Seeking quiet, reverent space amongst the giants is tricky business if you only stay on the main path. No matter how much signage they put up, tourists chat like they’re at the mall, oblivious to the glorious silence. You must go there expecting this careless chatter, but you don’t have to participate in it. The best option for silence is to take the paths less taken, and Muir Woods offers these opportunities. Take any trail that scares the masses – be it mud or the promise of exertion or even a dead end sign and you quickly find yourself in relative quiet.
There are other old growth redwood forests, not enough of them we might agree, but they’re out there as state and national parks throughout the region. These offer more opportunities for isolation. Muir Woods is both the most famous and the most crowded. The trees won’t ever disappoint you, but your fellow man might.
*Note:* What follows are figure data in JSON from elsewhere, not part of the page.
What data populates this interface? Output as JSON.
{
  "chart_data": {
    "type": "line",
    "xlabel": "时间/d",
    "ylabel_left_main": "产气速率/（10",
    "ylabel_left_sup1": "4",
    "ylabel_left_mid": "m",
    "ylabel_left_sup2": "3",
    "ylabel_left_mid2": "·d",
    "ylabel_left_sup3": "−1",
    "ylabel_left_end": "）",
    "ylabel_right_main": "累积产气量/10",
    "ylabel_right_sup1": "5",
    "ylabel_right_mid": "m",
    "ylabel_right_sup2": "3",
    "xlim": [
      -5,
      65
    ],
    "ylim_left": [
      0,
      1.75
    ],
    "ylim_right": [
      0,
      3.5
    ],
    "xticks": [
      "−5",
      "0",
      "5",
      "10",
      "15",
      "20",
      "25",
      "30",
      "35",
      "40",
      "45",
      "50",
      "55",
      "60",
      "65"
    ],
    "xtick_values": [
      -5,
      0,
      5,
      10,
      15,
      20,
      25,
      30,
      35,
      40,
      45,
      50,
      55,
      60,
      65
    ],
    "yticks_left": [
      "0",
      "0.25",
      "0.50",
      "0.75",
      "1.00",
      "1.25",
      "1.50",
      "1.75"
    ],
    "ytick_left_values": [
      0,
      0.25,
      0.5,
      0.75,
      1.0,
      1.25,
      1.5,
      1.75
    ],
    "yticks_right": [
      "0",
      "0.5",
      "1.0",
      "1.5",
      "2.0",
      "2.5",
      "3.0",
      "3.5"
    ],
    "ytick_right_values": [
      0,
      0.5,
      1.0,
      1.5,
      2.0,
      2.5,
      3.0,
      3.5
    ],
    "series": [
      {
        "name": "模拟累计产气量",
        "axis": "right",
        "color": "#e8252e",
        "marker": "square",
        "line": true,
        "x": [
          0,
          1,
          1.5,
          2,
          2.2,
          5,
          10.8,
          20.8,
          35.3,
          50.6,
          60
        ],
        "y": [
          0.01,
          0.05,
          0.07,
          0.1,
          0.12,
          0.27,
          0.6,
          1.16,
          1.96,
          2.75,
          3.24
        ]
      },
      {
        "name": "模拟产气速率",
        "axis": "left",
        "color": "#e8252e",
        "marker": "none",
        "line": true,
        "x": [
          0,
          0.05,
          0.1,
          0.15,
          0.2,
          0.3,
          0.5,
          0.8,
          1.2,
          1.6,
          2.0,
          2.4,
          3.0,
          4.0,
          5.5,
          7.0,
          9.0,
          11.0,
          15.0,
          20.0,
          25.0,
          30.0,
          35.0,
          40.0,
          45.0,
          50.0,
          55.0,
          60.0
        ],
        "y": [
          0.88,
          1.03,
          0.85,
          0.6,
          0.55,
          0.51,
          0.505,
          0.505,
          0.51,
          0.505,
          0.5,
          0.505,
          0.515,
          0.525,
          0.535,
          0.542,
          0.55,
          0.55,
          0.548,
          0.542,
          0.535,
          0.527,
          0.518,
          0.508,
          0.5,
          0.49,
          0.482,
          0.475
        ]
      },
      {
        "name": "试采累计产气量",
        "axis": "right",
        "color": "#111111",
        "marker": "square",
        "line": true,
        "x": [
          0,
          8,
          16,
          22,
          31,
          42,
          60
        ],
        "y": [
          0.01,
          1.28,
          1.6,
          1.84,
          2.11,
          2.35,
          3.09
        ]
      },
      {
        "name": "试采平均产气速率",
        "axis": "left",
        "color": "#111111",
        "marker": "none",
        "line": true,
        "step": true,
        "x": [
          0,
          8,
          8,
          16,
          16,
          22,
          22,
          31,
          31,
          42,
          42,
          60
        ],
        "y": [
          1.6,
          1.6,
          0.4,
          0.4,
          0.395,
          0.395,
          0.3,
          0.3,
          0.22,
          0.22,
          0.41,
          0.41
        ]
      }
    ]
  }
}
If we lost all the money we have and saved these trees, it would be worthwhile, wouldn’t it?” – William Kent
William Kent purchased this land and fended off those who planned to log the redwoods to rebuild San Francisco after the 1906 earthquake and then flood the valley as a reservoir. He might have named it after himself but chose to honor John Muir. Modest? No doubt, but there’s an element of brand recognition at work here too. Since 1908, the Muir Woods National Monument has stood as protected land, surely thrilling Kent and those who worked so hard to save the trees, and capturing the imagination of reverent pilgrims ever since.
If you visit, make a parking reservation well in advance. Go as early as possible to avoid the worst of the crowds. Wear appropriate footwear for hiking the side trails. And save the casual conversation for later. For you’ll have plenty to talk about.